Grumpy and ill-tempered as usual, the burly and gruff man with the braided beard slaps the rickety excuse for a long-range communicator. After a few more none-too-gentle slaps, he grunts and sits back in his chair, the scenery around him suggests he is in an Sirius-styled vessel of some large size.
"This thing working? Bleedin' Junka's, probably sold me a busted comm-thing." An axe between his legs, he puts a hand on it and leans on it like an older man might, given his slightly weathered and greyed appearance, he might just be on the back end of his fifties. "So's you Council bunch hearing me? Bah, probably not, but I'mma guess I'll be griping into this comm-thing for a moment." He takes a deep breath as he lifts his other hand to stroke his beard.
"I'mma had me a beautiful woman, y'know, a Gallic woman, she was my gentle side, y'see." He sniffles immediately and rubs his nose. "Yarrgh! An' some bleedin' Royalist puke gone and killed her, so here'n I go an' sign up ta' be a Bounty Hunta', thinking Royalists were some guff bunch o' pirates. Nyah, here I find they be some enemy o' you bunch, mhm." He picks the axe up from the floor and slams it down in frustration.
"I made me swearings ta' be a good man for her, y'know. Turned my brawlin' wickedness for the woman. Ol' gruff like me landin' a beauty like her." He sniffs again and rubs his nose. "Yarrgh! I'll be willin' ta' turn me dues in with these Bounty Hunta's, come on o'er and at least see this Gallia me woman spoke of." He taps the axe handle against his knee lightly. "Yeah.. So'n I needin' some help! I don't like askin' for any, but I never been aroun' this Gallia. I'mma square up my dues with the Bounty Hunters, an' I'mma come in me gunship. I hearin' the young sprouts runnin' in their pirate shippers, talkin' about this Orkey? Orkay? Errgh.. Orker? Whatever it be, I'mma got a way to get to there, but yeah, I'mma need a hand to show me around."
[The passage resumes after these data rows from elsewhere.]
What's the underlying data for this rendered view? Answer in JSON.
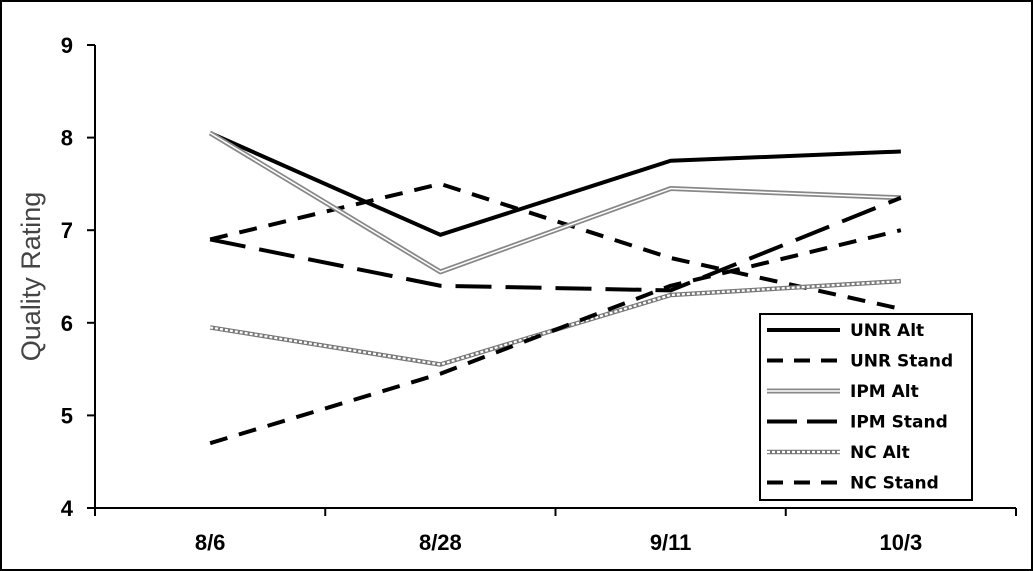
{
  "chart_data": {
    "type": "line",
    "ylabel": "Quality Rating",
    "xlabel": "",
    "ylim": [
      4,
      9
    ],
    "yticks": [
      4,
      5,
      6,
      7,
      8,
      9
    ],
    "grid": false,
    "legend_position": "bottom-right",
    "categories": [
      "8/6",
      "8/28",
      "9/11",
      "10/3"
    ],
    "series": [
      {
        "name": "UNR Alt",
        "style": "solid",
        "values": [
          8.05,
          6.95,
          7.75,
          7.85
        ]
      },
      {
        "name": "UNR Stand",
        "style": "dashed",
        "values": [
          6.9,
          7.5,
          6.7,
          6.15
        ]
      },
      {
        "name": "IPM Alt",
        "style": "double-gray",
        "values": [
          8.05,
          6.55,
          7.45,
          7.35
        ]
      },
      {
        "name": "IPM Stand",
        "style": "long-dash",
        "values": [
          6.9,
          6.4,
          6.35,
          7.35
        ]
      },
      {
        "name": "NC Alt",
        "style": "dotted-gray",
        "values": [
          5.95,
          5.55,
          6.3,
          6.45
        ]
      },
      {
        "name": "NC Stand",
        "style": "dashed",
        "values": [
          4.7,
          5.45,
          6.4,
          7.0
        ]
      }
    ]
  }
}
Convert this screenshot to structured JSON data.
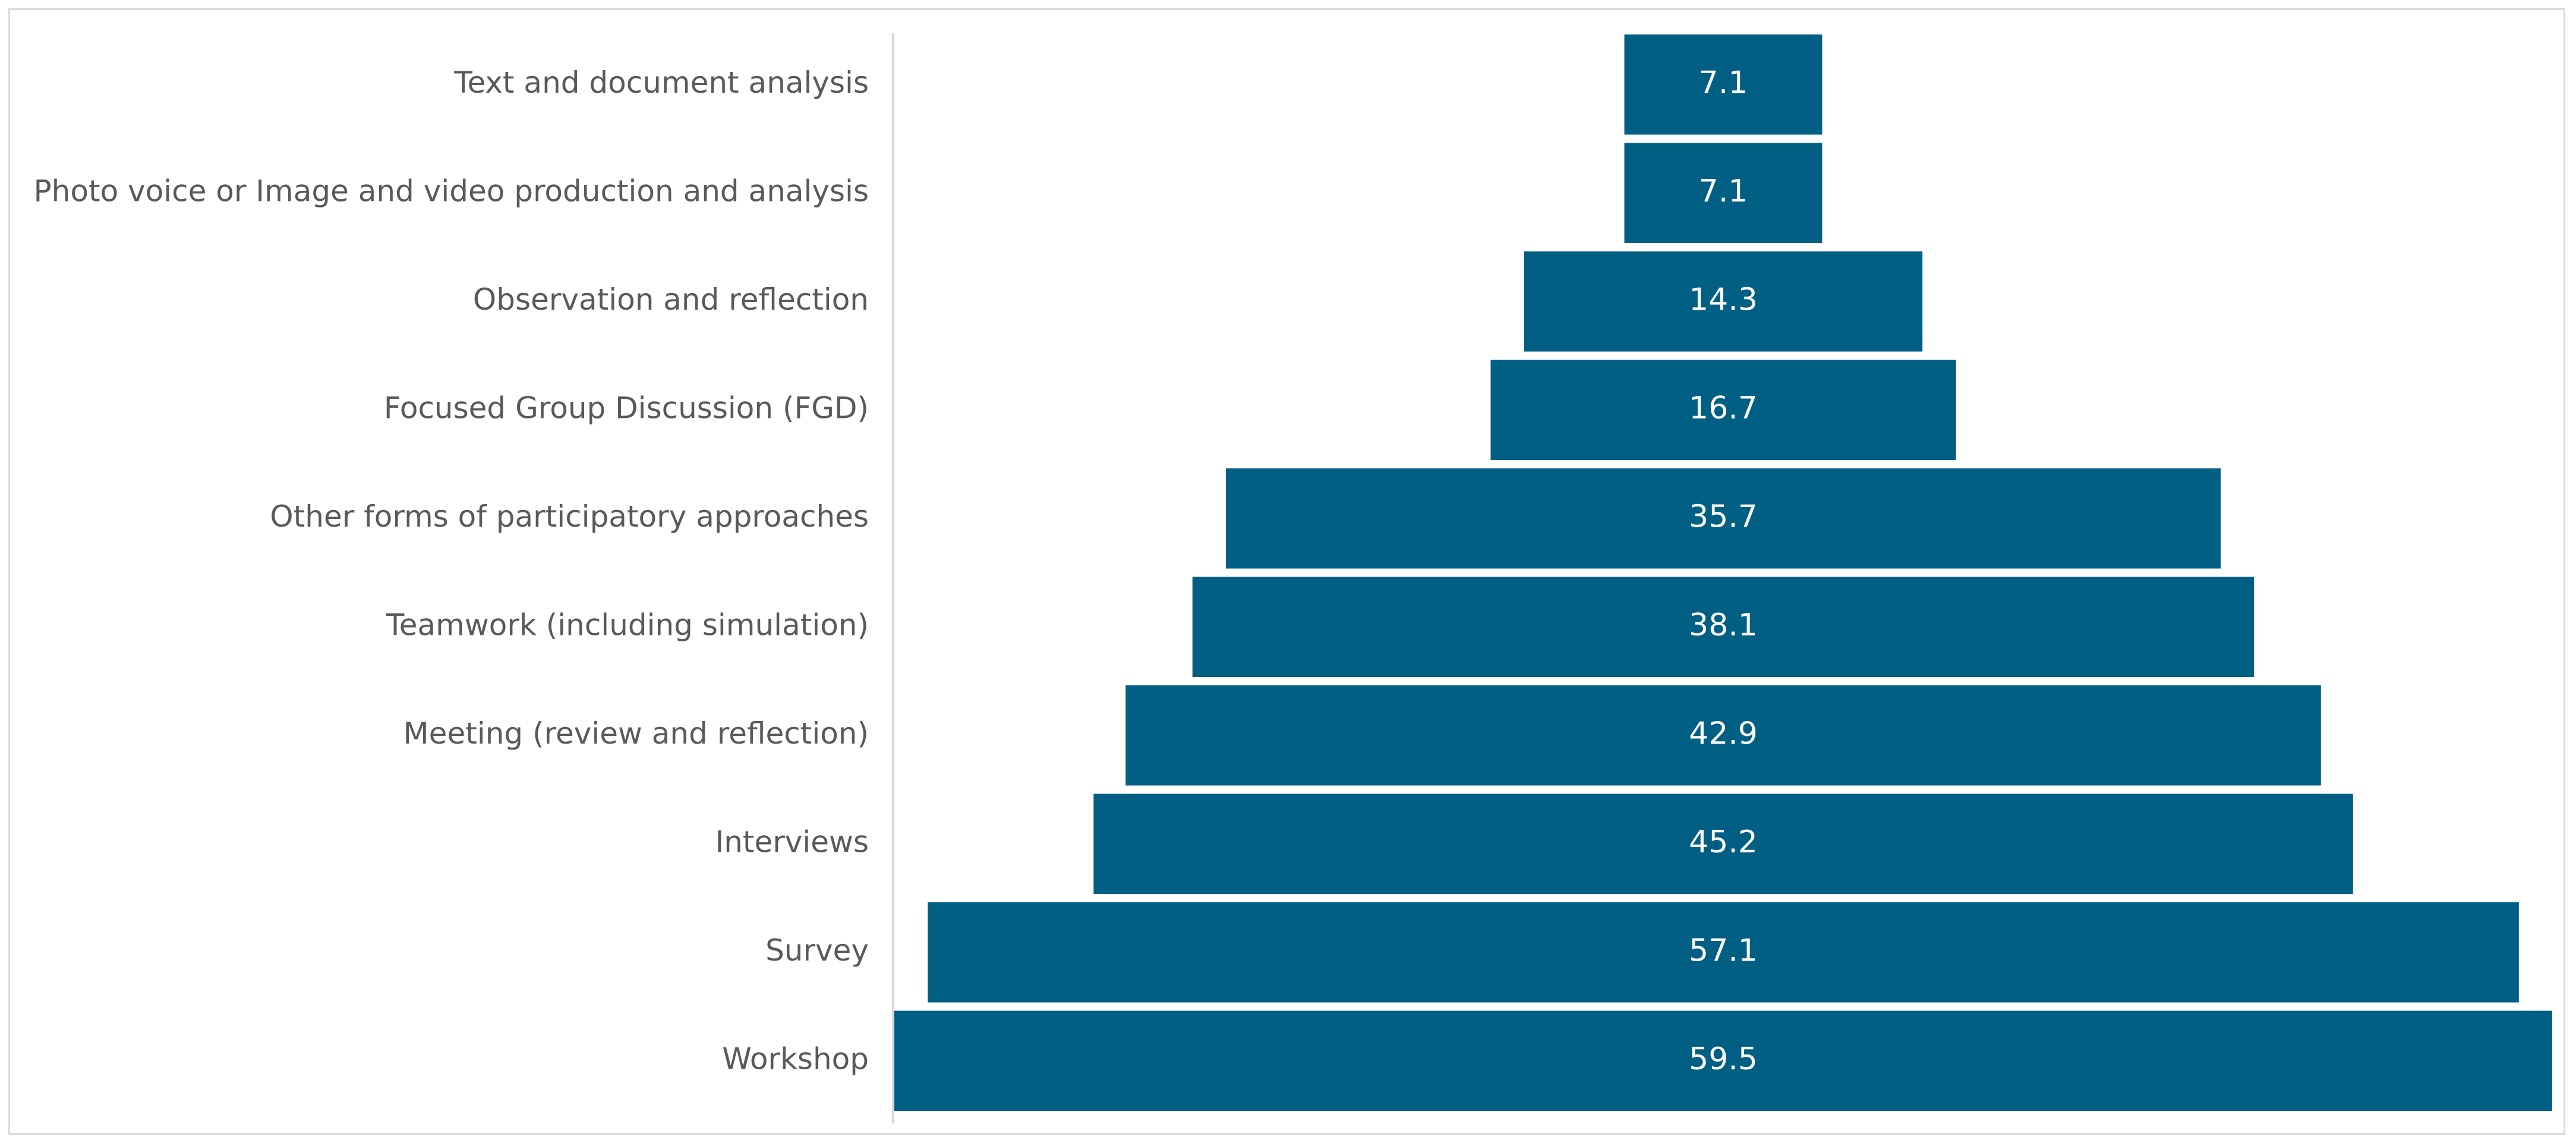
{
  "chart_data": {
    "type": "bar",
    "orientation": "horizontal",
    "style": "funnel",
    "title": "",
    "xlabel": "",
    "ylabel": "",
    "categories": [
      "Text and document analysis",
      "Photo voice or Image and video production and analysis",
      "Observation and reflection",
      "Focused Group Discussion (FGD)",
      "Other forms of participatory approaches",
      "Teamwork (including simulation)",
      "Meeting (review and reflection)",
      "Interviews",
      "Survey",
      "Workshop"
    ],
    "values": [
      7.1,
      7.1,
      14.3,
      16.7,
      35.7,
      38.1,
      42.9,
      45.2,
      57.1,
      59.5
    ],
    "value_labels": [
      "7.1",
      "7.1",
      "14.3",
      "16.7",
      "35.7",
      "38.1",
      "42.9",
      "45.2",
      "57.1",
      "59.5"
    ],
    "xlim": [
      0,
      59.5
    ],
    "bar_color": "#005f83",
    "label_color": "#595959",
    "value_label_color": "#ffffff",
    "grid": false,
    "legend": "none"
  }
}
He pats his boot on the floor as he grumbles incoherently, hand stroking his thick beard's braids, eventually fiddling with a little jewelry piece on the end of one, a Fleur-de-lis carving on the gold piece as it's motif. "Yeah, I'mma guess it be what my lady would'a wanted, so I'mma ask you bunch iffen you'll take a gruff ol' bones, let me blast a few hundred o' the puke Royalists into the void for ya'."
He ponders a moment as if he truely forgot something, then grumbles loudly as he stomps a boot down. "Here I done left my bleeding manners, grah! I'mma Grumvar Kedman, pilot o' any scrap heap with big guns strapped to the hull. Mhm.. sorry about the not givin' me name, yarrgh. Probably thought me drunk and crazed. Hahaha! I'mma done embarassin' my rough hide, so you bunch tell me iffen you'll show an' ol' bones pilot where he can be o' use." He stares at the comm thing, as it keeps on running, after a long, long and akward silence, he gruffly says.
"This thing still on?"
/Communication standing by.
My honest reaction upon reading the forums, whenever I rarely do. Joe Kucan, he's the man.